Sonsuz seçenekler ve ihtimaller arasından bir tanesi gerçekleşti. Peki sonra? Sonrasında, tamamen suçlu mu hissettiniz? Anne gelip, çocuğa sen böyle bir çocuk olduğun için hep böyle kaybolacaksın, hepsi senin yüzünden demiş olabilir. Çocuğun hayatının bitişine hep birlikte şahit olmuş olabiliriz. Çocukta anneye ne kadar sorumsuzsun demiş olabilir ve belkide anne bir daha çocukla dışarı çıkmak istemeyecektir. En sevimlisi ise, sadece sarılıp belki ağlayarak korkularını zehir gibi akıtmaları ve kavuşmanın rahatlığına kollarını bırakmaları olurdu.
Bir gün kelimeleriniz çok silik olsa bile, anlamlar yükleyen insanlar olacaktır. Doğru okuyucuyu bulmak, bazen ömrünü feda etmeyi gerektirir. Bu yüzdendir ki nice yazarlarımızın kelimeler yalnızca öldükten sonra duyulmuştur.
Dip Not: Farketmişsinizdir ama ben yine de söyleyeyim, hikayenin anne ya da çocukla bir ilgisi yoktur. Yalnızca duygulara odaklanın.

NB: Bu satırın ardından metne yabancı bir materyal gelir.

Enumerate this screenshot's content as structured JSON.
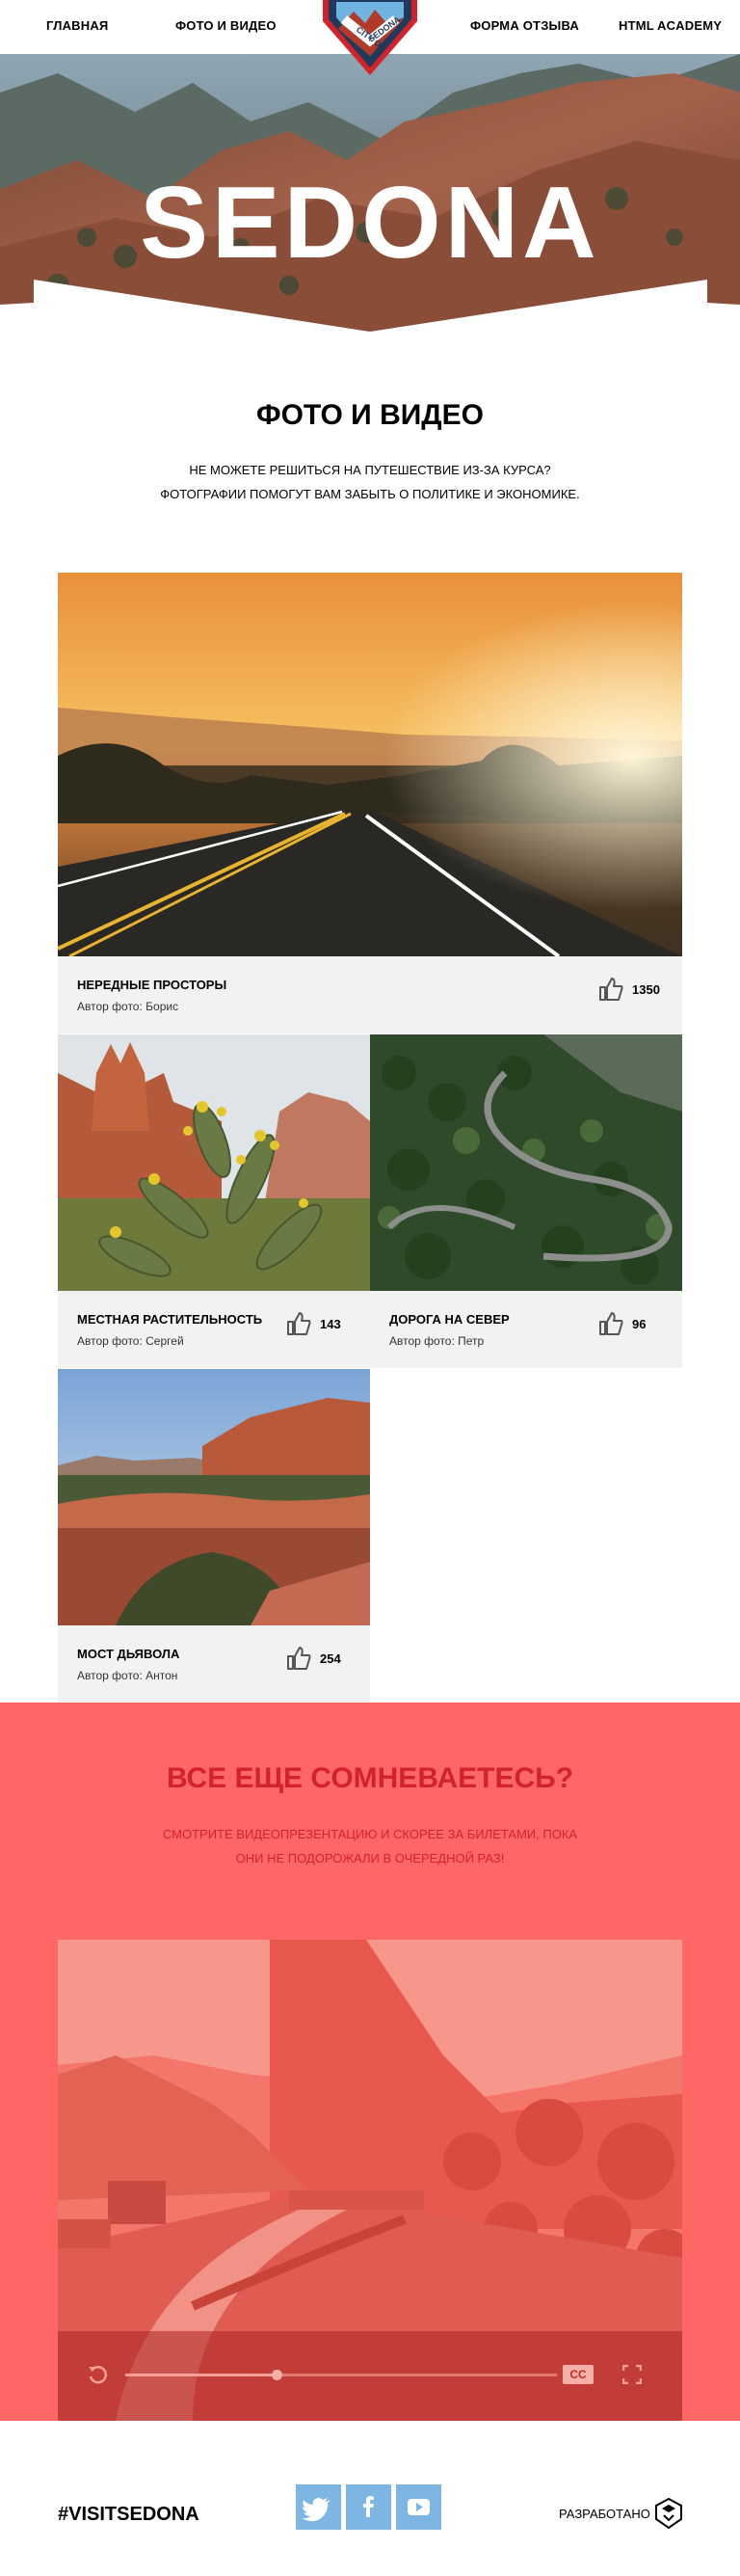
{
  "nav": {
    "items": [
      "Главная",
      "Фото и видео",
      "Форма отзыва",
      "HTML Academy"
    ]
  },
  "logo": {
    "top_text": "CITY OF",
    "bottom_text": "SEDONA"
  },
  "hero": {
    "title": "SEDONA"
  },
  "intro": {
    "title": "ФОТО И ВИДЕО",
    "line1": "НЕ МОЖЕТЕ РЕШИТЬСЯ НА ПУТЕШЕСТВИЕ ИЗ-ЗА КУРСА?",
    "line2": "ФОТОГРАФИИ ПОМОГУТ ВАМ ЗАБЫТЬ О ПОЛИТИКЕ И ЭКОНОМИКЕ."
  },
  "gallery": [
    {
      "title": "Нередные просторы",
      "author": "Автор фото: Борис",
      "likes": "1350"
    },
    {
      "title": "Местная растительность",
      "author": "Автор фото: Сергей",
      "likes": "143"
    },
    {
      "title": "Дорога на север",
      "author": "Автор фото: Петр",
      "likes": "96"
    },
    {
      "title": "Мост дьявола",
      "author": "Автор фото: Антон",
      "likes": "254"
    }
  ],
  "doubts": {
    "title": "ВСЕ ЕЩЕ СОМНЕВАЕТЕСЬ?",
    "line1": "СМОТРИТЕ ВИДЕОПРЕЗЕНТАЦИЮ И СКОРЕЕ ЗА БИЛЕТАМИ, ПОКА",
    "line2": "ОНИ НЕ ПОДОРОЖАЛИ В ОЧЕРЕДНОЙ РАЗ!"
  },
  "video": {
    "cc_label": "CC",
    "progress": 0.35
  },
  "footer": {
    "hashtag": "#VISITSEDONA",
    "social": [
      "twitter-icon",
      "facebook-icon",
      "youtube-icon"
    ],
    "developed": "Разработано"
  },
  "colors": {
    "accent": "#ff6767",
    "accent_dark": "#d2232a",
    "social": "#7db5e3",
    "caption_bg": "#f2f2f2"
  }
}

Gökyüzüne dokunmak, kalbimin arasında unuttuğum kitap sayfaları gibi. Oraya dönüp baktığımda, tüm kelimeler kafamın içindeki seslerin ta kendisi sanki. Bir yandan susturmaya çalışırken, bir yandan okumaktan kendimi alamıyorum. Yeni alınan bir kitabı tüketir gibi tüketiyor insanı. Ve insan ki, bazen en sevdiğin, sana nasılsın bile demiyor. Siz de sessizce okumaya devam ediyorsunuz.
En son sayfaya geldiğinizde, okuduğunuz tek kelimenin tüm sayfaların anlamını değiştirdiği çok nadir bir durum değil midir? Her zaman aksini ister, çok farklı olabilirdi deriz. En azından çoğu zaman.
Ki bu hikayede de değiştirmedi. Okumaya devam ettiğinizde ise, "o" yanıtı gördünüz : sordum ama sen söylemedin. Neredeyse tüm kitabı okumuş ve seslerin arasında çoktan gözden kaybolmuştunuz. Boğuluyorsunuz ve farkediyorsunuz, önemli olan durumlar, siz değil. Peki, denizin en dibinde sesleri nasıl net duymanız beklenebilir ki?
Unutmamak gerekir, okuyucunun beklentisi her zaman en yüksektedir. Bu yüzden sesi duymayıp, okumaya devam etmeye çalıştığınız için suçlusunuz. Boğulacağınızı bilip, o denize girmemeniz gerekirdi. Hem yüzme bilmeyen biri neden denize girmek ister? Onların öğrenmek için attığı adımlar elbette sizin suçunuz. İşte tam da bu yüzden gökyüzüne dokunurken, yanınızda kim olduğu önemli değil. Önemli olan gökyüzü, önemli olan kalbinizin arasında unuttuğunuz kitap sayfaları. Seslerin anlamlı hale gelmesi içinse belki sadece bir kaç sayfa daha gerekli.
Çünkü kitabın yazarı her zaman sensin.
Bu dünya ile başa çıkamıyorum. Hava kirli, insanlar kirli, duygular kirli. Öyle bir çağ ki bu, insanlar aldattığını gururla söylüyor, aile kavramı bile hiç önemli değil. Her gün zehir soluyoruz havadaki pislikten. Yardımlaşmayı bile çıkarlar çerçevesinde yapıyoruz.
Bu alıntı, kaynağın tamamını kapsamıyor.